Rural crime is no longer a localised issue but part of a wider and increasingly organised problem.
That is according to Barry Carey, the secretary of National Rural Safety Forum.
Carey was speaking at Maynooth University, which hosted the inaugural workshop for the European Rural Crime Network (ERCN) today (Wednesday, June 17).
ERCN is a network of farming organisations, collectively established by and for the agricultural communities of Europe.

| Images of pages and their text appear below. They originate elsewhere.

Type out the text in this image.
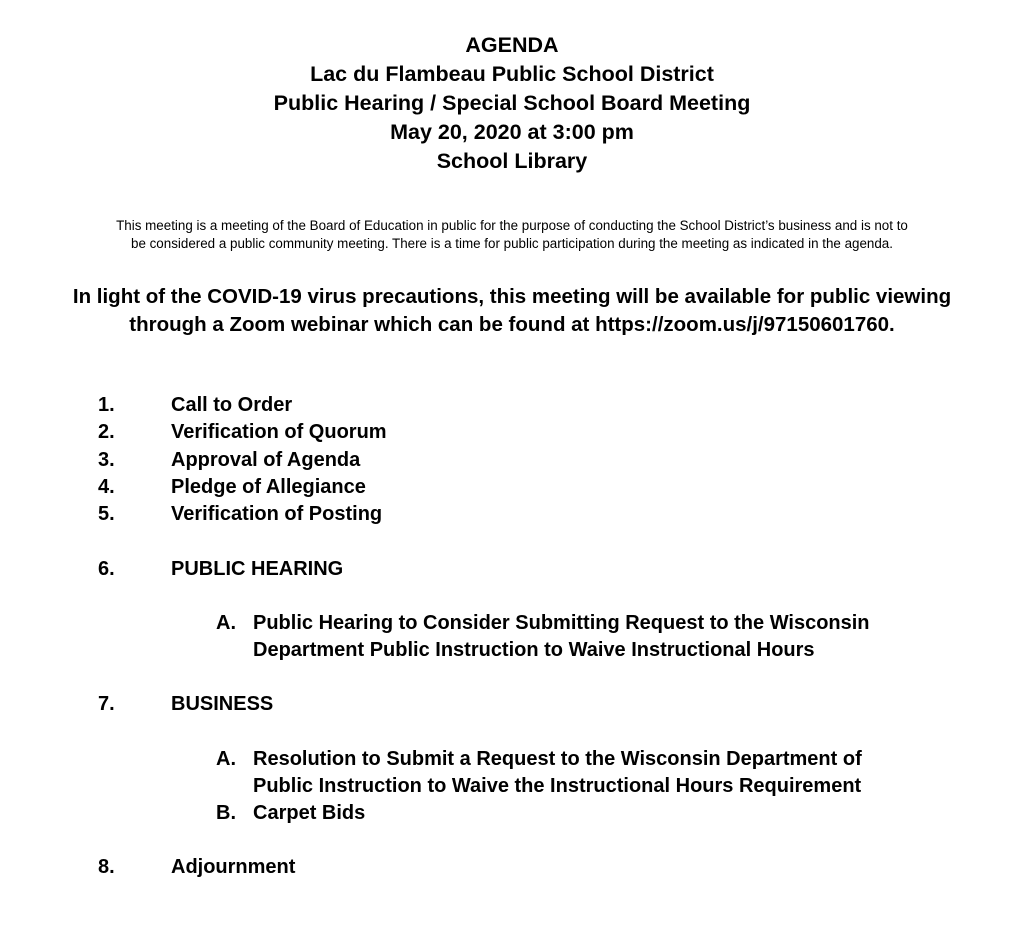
AGENDA
Lac du Flambeau Public School District
Public Hearing / Special School Board Meeting
May 20, 2020 at 3:00 pm
School Library
This meeting is a meeting of the Board of Education in public for the purpose of conducting the School District’s business and is not to
be considered a public community meeting. There is a time for public participation during the meeting as indicated in the agenda.
In light of the COVID-19 virus precautions, this meeting will be available for public viewing
through a Zoom webinar which can be found at https://zoom.us/j/97150601760.
1.	Call to Order
2.	Verification of Quorum
3.	Approval of Agenda
4.	Pledge of Allegiance
5.	Verification of Posting
6.	PUBLIC HEARING
A. Public Hearing to Consider Submitting Request to the Wisconsin
Department Public Instruction to Waive Instructional Hours
7.	BUSINESS
A. Resolution to Submit a Request to the Wisconsin Department of
Public Instruction to Waive the Instructional Hours Requirement
B. Carpet Bids
8.	Adjournment
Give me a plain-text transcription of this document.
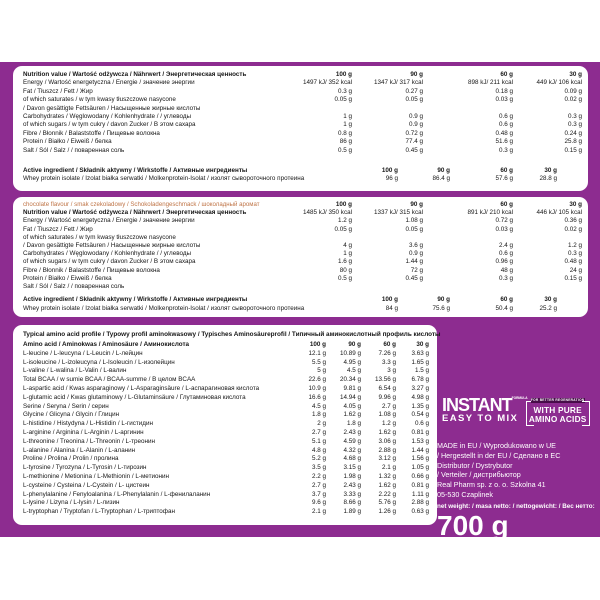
Nutrition value / Wartość odżywcza / Nährwert / Энергетическая ценность	100 g	90 g	60 g	30 g
Energy / Wartość energetyczna / Energie / значение энергии	1497 kJ/ 352 kcal	1347 kJ/ 317 kcal	898 kJ/ 211 kcal	449 kJ/ 106 kcal
Fat / Tłuszcz / Fett / Жир	0.3 g	0.27 g	0.18 g	0.09 g
of which saturates / w tym kwasy tłuszczowe nasycone	0.05 g	0.05 g	0.03 g	0.02 g
/ Davon gesättigte Fettsäuren / Насыщенные жирные кислоты
Carbohydrates / Węglowodany / Kohlenhydrate / / углеводы	1 g	0.9 g	0.6 g	0.3 g
of which sugars / w tym cukry / davon Zucker / В этом сахара	1 g	0.9 g	0.6 g	0.3 g
Fibre / Błonnik / Balaststoffe / Пищевые волокна	0.8 g	0.72 g	0.48 g	0.24 g
Protein / Białko / Eiweiß / белка	86 g	77.4 g	51.6 g	25.8 g
Salt / Sól / Salz / / поваренная соль	0.5 g	0.45 g	0.3 g	0.15 g
Active ingredient / Składnik aktywny / Wirkstoffe / Активные ингредиенты	100 g	90 g	60 g	30 g
Whey protein isolate / Izolat białka serwatki / Molkenprotein-Isolat / изолят сывороточного протеина	96 g	86.4 g	57.6 g	28.8 g
chocolate flavour / smak czekoladowy / Schokoladengeschmack / шоколадный аромат	100 g	90 g	60 g	30 g
Nutrition value / Wartość odżywcza / Nährwert / Энергетическая ценность	1485 kJ/ 350 kcal	1337 kJ/ 315 kcal	891 kJ/ 210 kcal	446 kJ/ 105 kcal
Energy / Wartość energetyczna / Energie / значение энергии	1.2 g	1.08 g	0.72 g	0.36 g
Fat / Tłuszcz / Fett / Жир	0.05 g	0.05 g	0.03 g	0.02 g
of which saturates / w tym kwasy tłuszczowe nasycone
/ Davon gesättigte Fettsäuren / Насыщенные жирные кислоты	4 g	3.6 g	2.4 g	1.2 g
Carbohydrates / Węglowodany / Kohlenhydrate / / углеводы	1 g	0.9 g	0.6 g	0.3 g
of which sugars / w tym cukry / davon Zucker / В этом сахара	1.6 g	1.44 g	0.96 g	0.48 g
Fibre / Błonnik / Balaststoffe / Пищевые волокна	80 g	72 g	48 g	24 g
Protein / Białko / Eiweiß / белка	0.5 g	0.45 g	0.3 g	0.15 g
Salt / Sól / Salz / / поваренная соль
Active ingredient / Składnik aktywny / Wirkstoffe / Активные ингредиенты	100 g	90 g	60 g	30 g
Whey protein isolate / Izolat białka serwatki / Molkenprotein-Isolat / изолят сывороточного протеина	84 g	75.6 g	50.4 g	25.2 g
Typical amino acid profile / Typowy profil aminokwasowy / Typisches Aminosäureprofil / Типичный аминокислотный профиль кислоты
Amino acid / Aminokwas / Aminosäure / Аминокислота	100 g	90 g	60 g	30 g
L-leucine / L-leucyna / L-Leucin / L-лейцин	12.1 g	10.89 g	7.26 g	3.63 g
L-isoleucine / L-izoleucyna / L-Isoleucin / L-изолейцин	5.5 g	4.95 g	3.3 g	1.65 g
L-valine / L-walina / L-Valin / L-валин	5 g	4.5 g	3 g	1.5 g
Total BCAA / w sumie BCAA / BCAA-summe / В целом BCAA	22.6 g	20.34 g	13.56 g	6.78 g
L-aspartic acid / Kwas asparaginowy / L-Asparaginsäure / L-аспарагиновая кислота	10.9 g	9.81 g	6.54 g	3.27 g
L-glutamic acid / Kwas glutaminowy / L-Glutaminsäure / Глутаминовая кислота	16.6 g	14.94 g	9.96 g	4.98 g
Serine / Seryna / Serin / серин	4.5 g	4.05 g	2.7 g	1.35 g
Glycine / Glicyna / Glycin / Глицин	1.8 g	1.62 g	1.08 g	0.54 g
L-histidine / Histydyna / L-Histidin / L-гистидин	2 g	1.8 g	1.2 g	0.6 g
L-arginine / Arginina / L-Arginin / L-аргинин	2.7 g	2.43 g	1.62 g	0.81 g
L-threonine / Treonina / L-Threonin / L-треонин	5.1 g	4.59 g	3.06 g	1.53 g
L-alanine / Alanina / L-Alanin / L-аланин	4.8 g	4.32 g	2.88 g	1.44 g
Proline / Prolina / Prolin / пролина	5.2 g	4.68 g	3.12 g	1.56 g
L-tyrosine / Tyrozyna / L-Tyrosin / L-тирозин	3.5 g	3.15 g	2.1 g	1.05 g
L-methionine / Metionina / L-Methionin / L-метионин	2.2 g	1.98 g	1.32 g	0.66 g
L-cysteine / Cysteina / L-Cystein / L- цистеин	2.7 g	2.43 g	1.62 g	0.81 g
L-phenylalanine / Fenyloalanina / L-Phenylalanin / L-фенилаланин	3.7 g	3.33 g	2.22 g	1.11 g
L-lysine / Lizyna / L-lysin / L-лизин	9.6 g	8.66 g	5.76 g	2.88 g
L-tryptophan / Tryptofan / L-Tryptophan / L-триптофан	2.1 g	1.89 g	1.26 g	0.63 g
INSTANTFORMULA
EASY TO MIX
FOR BETTER REGENERATION
WITH PURE
AMINO ACIDS
MADE in EU / Wyprodukowano w UE
/ Hergestellt in der EU / Сделано в EC
Distributor / Dystrybutor
/ Verteiler / дистрибьютор
Real Pharm sp. z o. o. Szkolna 41
05-530 Czaplinek
net weight: / masa netto: / nettogewicht: / Вес нетто:
700 g
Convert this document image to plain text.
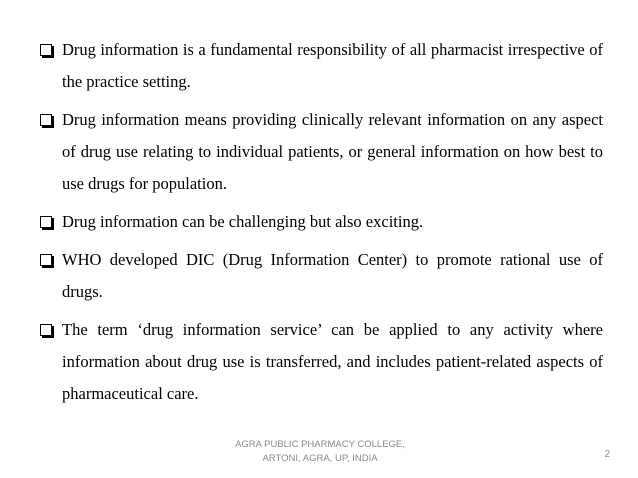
Drug information is a fundamental responsibility of all pharmacist irrespective of the practice setting.
Drug information means providing clinically relevant information on any aspect of drug use relating to individual patients, or general information on how best to use drugs for population.
Drug information can be challenging but also exciting.
WHO developed DIC (Drug Information Center) to promote rational use of drugs.
The term ‘drug information service’ can be applied to any activity where information about drug use is transferred, and includes patient-related aspects of pharmaceutical care.
AGRA PUBLIC PHARMACY COLLEGE,
ARTONI, AGRA, UP, INDIA	2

Carey added that groups like ERCN are "dealing with mobile, organised and transnational networks exploiting geography and seams between jurisdictions".
He said that asset theft (machinery, GPS units, livestock), environmental crime (illegal waste trafficking and dumping), and fuel laundering and distribution were key problems.
ERCN brings together rural crime prevention officers from national farming federations across all 27 EU member states and the UK in recognition that "rural crime is a transnational, economically motivated problem".
It said that the most effective response is one built upon the "shared knowledge, trust and cross-border relationships of farming communities working together".
The group's channels reach Copa Cogeca, Europol, Eurojust, the European Judicial Organised Crime Network, the European Crime Prevention Network, the UK National Rural Crime Network, and the national rural crime police commands of all 28 member nations.
These channels are designed to flow in both directions, according to ERCN, bringing community intelligence from the bottom up into the network, while external bodies bring issues from the top down.
The network is founded on four convictions:
The network is the "civilian, farmer-led cooperative intelligence and coordination layer that connects farming communities to each other, and from there to the enforcement and judicial structures that already exist," according to ERCN.